Due to major advances in silicon photonics technology and the importance of having a silicon-compatible laser operating in the 1.3 - 1.55 micron communications wavelength window. There is currently an intense interest in the optical properties of germanium, which has a direct band gap transition in this wavelength range. The Ge band structure can be engineered using biaxial or uniaxial strain in order to achieve optical gain. Recently, both optically pumped and electrical injection pumped lasing have been reported in Ge-on-Si devices. This work aims to perform gain modeling in a germanium laser grown on a silicon substrate which operates in the near infrared wavelength communications band.

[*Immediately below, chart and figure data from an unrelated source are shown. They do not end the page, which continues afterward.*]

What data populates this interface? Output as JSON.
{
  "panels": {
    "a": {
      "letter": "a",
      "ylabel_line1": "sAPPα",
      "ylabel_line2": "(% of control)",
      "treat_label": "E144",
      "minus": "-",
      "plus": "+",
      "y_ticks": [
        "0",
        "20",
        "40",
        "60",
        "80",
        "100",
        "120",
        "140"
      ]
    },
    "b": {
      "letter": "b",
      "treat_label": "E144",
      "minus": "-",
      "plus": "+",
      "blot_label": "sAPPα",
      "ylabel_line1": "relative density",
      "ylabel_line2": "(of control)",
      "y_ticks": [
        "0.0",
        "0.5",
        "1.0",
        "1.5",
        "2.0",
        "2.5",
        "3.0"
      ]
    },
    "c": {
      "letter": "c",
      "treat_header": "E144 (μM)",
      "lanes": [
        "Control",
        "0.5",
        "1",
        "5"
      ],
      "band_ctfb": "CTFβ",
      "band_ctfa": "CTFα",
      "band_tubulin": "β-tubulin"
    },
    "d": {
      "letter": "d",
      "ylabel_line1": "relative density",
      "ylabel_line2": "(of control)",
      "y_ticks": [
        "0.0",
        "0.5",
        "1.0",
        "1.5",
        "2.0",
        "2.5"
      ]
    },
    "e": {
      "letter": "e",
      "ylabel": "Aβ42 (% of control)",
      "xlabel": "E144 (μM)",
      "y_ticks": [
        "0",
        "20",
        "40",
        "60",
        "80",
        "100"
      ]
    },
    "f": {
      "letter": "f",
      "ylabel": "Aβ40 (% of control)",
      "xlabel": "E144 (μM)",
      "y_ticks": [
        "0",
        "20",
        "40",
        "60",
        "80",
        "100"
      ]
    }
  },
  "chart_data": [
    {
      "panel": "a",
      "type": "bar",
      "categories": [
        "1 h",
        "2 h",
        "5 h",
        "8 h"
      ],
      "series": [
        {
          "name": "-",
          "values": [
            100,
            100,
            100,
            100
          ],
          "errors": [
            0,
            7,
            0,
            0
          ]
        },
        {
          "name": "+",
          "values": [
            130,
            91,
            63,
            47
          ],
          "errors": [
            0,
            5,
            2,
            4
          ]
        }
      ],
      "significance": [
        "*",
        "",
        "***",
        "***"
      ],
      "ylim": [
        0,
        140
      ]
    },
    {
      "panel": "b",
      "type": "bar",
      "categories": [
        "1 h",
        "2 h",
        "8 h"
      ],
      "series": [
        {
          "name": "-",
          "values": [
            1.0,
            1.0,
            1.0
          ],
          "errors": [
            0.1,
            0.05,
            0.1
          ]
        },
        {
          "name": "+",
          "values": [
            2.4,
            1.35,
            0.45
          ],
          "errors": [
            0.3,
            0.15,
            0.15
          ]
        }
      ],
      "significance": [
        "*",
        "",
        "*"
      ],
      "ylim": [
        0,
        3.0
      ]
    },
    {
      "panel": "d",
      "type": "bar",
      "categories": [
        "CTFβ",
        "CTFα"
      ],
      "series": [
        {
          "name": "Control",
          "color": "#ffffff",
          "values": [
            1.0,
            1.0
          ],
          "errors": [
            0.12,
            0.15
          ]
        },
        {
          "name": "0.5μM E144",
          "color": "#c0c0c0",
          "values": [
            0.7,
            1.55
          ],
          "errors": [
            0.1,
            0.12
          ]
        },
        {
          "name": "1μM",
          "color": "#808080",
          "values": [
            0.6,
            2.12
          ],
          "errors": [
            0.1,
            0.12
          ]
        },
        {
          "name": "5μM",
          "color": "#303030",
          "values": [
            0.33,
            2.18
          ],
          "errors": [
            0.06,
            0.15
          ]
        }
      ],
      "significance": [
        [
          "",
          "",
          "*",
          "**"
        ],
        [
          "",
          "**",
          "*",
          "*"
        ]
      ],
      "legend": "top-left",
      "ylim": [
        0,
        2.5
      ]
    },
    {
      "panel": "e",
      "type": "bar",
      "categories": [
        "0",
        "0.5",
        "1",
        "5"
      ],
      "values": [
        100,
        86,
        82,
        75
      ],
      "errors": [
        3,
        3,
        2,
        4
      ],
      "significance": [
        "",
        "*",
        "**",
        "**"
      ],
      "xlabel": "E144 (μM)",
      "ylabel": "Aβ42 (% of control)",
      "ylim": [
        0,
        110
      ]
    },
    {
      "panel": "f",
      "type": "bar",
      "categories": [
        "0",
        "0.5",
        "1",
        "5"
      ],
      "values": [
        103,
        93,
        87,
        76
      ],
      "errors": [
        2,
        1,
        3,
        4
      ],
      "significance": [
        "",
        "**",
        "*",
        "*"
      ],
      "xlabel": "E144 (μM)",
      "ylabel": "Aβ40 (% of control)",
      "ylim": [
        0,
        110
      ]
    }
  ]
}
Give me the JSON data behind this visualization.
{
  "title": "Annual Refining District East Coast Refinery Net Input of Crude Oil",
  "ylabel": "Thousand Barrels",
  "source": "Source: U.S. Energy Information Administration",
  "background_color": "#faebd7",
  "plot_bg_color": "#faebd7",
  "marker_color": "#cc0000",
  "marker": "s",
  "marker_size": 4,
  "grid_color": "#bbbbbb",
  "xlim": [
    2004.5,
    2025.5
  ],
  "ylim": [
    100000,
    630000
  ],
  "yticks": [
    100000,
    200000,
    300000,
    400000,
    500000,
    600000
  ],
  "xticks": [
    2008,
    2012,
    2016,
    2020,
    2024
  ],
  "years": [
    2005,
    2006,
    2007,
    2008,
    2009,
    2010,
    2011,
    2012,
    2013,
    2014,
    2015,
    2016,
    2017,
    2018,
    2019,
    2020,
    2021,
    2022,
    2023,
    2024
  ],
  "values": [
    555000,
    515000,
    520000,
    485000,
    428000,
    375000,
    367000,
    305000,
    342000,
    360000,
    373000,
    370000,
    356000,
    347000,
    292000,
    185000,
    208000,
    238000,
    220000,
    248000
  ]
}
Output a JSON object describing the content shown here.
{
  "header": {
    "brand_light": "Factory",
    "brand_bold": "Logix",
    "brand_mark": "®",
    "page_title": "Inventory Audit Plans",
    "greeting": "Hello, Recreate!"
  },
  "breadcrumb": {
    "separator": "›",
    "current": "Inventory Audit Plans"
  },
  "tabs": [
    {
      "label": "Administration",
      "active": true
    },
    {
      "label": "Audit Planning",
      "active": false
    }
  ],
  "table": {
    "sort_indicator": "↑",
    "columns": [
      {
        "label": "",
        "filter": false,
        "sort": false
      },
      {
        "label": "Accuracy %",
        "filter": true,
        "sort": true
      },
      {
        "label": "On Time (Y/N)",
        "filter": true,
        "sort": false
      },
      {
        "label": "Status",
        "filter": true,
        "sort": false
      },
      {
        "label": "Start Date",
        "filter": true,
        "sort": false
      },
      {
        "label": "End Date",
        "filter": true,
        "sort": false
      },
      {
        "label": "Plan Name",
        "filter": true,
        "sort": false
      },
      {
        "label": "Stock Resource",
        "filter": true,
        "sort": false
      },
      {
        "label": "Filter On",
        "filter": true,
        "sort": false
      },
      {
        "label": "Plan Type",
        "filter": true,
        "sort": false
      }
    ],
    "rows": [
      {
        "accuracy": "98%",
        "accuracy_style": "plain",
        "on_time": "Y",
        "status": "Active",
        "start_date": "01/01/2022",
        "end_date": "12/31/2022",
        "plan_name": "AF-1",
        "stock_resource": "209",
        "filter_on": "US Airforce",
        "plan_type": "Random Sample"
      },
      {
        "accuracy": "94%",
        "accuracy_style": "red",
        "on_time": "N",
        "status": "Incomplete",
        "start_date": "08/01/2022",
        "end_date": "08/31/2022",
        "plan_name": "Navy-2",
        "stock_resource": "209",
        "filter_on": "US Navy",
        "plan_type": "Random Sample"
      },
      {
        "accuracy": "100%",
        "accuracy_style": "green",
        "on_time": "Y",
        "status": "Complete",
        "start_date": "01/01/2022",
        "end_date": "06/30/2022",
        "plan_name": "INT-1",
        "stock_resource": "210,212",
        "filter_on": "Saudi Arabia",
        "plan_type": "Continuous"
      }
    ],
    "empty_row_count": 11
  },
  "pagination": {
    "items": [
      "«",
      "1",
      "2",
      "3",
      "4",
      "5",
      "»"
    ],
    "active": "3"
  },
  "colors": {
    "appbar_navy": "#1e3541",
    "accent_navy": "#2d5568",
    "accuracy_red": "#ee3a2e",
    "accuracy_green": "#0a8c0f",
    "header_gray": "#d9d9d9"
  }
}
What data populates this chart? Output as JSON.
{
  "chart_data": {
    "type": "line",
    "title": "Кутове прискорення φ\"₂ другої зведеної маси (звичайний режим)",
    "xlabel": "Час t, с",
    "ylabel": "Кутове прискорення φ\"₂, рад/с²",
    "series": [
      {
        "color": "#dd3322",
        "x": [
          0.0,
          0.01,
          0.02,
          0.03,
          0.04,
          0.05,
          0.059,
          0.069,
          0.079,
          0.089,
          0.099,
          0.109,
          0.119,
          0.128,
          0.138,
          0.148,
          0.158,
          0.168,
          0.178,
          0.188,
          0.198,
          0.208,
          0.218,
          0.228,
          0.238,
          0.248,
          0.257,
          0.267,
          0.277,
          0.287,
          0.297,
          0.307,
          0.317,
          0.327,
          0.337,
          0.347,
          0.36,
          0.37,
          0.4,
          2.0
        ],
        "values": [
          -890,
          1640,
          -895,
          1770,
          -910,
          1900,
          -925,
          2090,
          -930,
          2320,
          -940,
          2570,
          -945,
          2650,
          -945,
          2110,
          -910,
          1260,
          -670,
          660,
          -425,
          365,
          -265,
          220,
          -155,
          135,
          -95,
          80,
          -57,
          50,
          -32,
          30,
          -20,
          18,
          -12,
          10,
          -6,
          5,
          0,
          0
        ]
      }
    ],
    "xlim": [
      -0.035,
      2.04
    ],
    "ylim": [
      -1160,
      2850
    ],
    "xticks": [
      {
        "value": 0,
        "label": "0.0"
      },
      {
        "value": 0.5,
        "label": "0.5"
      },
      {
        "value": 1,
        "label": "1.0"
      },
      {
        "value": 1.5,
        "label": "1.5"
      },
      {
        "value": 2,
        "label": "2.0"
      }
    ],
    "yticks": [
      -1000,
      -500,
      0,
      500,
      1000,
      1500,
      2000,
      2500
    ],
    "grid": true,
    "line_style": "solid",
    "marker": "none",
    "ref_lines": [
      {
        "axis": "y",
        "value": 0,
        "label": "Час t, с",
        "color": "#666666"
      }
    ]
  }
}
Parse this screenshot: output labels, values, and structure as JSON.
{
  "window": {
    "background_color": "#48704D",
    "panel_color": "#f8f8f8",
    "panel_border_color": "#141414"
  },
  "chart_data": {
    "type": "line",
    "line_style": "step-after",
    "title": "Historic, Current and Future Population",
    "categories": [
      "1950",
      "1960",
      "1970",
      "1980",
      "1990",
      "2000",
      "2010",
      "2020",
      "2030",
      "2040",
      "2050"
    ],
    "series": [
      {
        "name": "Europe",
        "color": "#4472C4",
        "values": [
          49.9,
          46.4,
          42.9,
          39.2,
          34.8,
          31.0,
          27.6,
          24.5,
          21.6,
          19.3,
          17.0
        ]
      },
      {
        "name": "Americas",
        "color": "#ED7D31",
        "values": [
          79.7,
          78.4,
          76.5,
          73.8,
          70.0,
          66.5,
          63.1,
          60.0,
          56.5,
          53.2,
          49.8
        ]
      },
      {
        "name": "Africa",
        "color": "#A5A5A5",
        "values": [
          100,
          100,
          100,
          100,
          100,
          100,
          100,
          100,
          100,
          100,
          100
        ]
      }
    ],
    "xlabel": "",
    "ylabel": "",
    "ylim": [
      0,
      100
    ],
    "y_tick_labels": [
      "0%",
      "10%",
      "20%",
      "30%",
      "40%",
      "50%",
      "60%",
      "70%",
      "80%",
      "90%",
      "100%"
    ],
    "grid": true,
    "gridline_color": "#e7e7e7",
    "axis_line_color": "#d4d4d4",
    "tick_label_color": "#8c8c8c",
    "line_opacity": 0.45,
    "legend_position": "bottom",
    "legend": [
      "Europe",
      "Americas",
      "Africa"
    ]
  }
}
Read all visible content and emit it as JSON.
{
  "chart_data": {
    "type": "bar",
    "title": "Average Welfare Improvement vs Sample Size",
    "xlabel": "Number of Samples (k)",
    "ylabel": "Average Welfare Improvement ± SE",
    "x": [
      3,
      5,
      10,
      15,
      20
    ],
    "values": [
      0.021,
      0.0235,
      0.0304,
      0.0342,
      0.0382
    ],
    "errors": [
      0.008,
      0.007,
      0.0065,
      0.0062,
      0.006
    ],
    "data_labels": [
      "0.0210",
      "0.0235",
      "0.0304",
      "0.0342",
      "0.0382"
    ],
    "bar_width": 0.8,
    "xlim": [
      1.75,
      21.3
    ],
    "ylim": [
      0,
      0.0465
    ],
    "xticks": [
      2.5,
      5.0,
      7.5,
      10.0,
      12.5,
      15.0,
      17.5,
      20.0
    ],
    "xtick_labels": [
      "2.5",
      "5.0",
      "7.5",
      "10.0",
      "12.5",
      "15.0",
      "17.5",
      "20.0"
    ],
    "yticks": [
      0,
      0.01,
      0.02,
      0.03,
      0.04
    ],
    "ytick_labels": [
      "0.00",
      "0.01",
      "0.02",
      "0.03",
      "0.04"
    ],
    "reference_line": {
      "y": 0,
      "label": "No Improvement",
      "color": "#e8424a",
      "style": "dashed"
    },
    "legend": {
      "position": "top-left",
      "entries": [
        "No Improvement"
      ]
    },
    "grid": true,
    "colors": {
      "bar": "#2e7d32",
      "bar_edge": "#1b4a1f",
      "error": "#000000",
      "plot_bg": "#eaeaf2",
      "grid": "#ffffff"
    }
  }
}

A description of the background theory of the variation of the relevant electronic band structure properties of Ge with the applied strain is given. Shifts of the conduction and valence band edges with strain (biaxial and uniaxial) applied to Ge grown on substrates of different orientations has been investigated using the linear deformation potential and k.p methods.
In order to make Ge behave as a direct band gap material, and to have a good electron injection efficiency, an investigation of the combination of the applied strain and doping density on direct band gap and injected carrier efficiency were carried out at 0 K, for both bulk Ge and Ge quantum wells.
At finite temperatures, the k.p method and effective mass approximation were used to calculate the energy bands for [001] bulk Ge, the quasi-Fermi levels for given values of carrier densities, and then the interband gain and IVBA were calculated for biaxially tensile strained [001] bulk Ge. Furthermore, a detailed description of the free carrier absorption coefficient calculation, accounting for both intervalley and intravalley scattering in strained [001] Ge is given. The effect of unequal electron and hole densities, which are required to achieve the interband gain and reduce the absorption coefficient due to IVBA and FCA in order to obtain the net gain, has been investigated for strained bulk n+ Ge at room and typical device temperatures.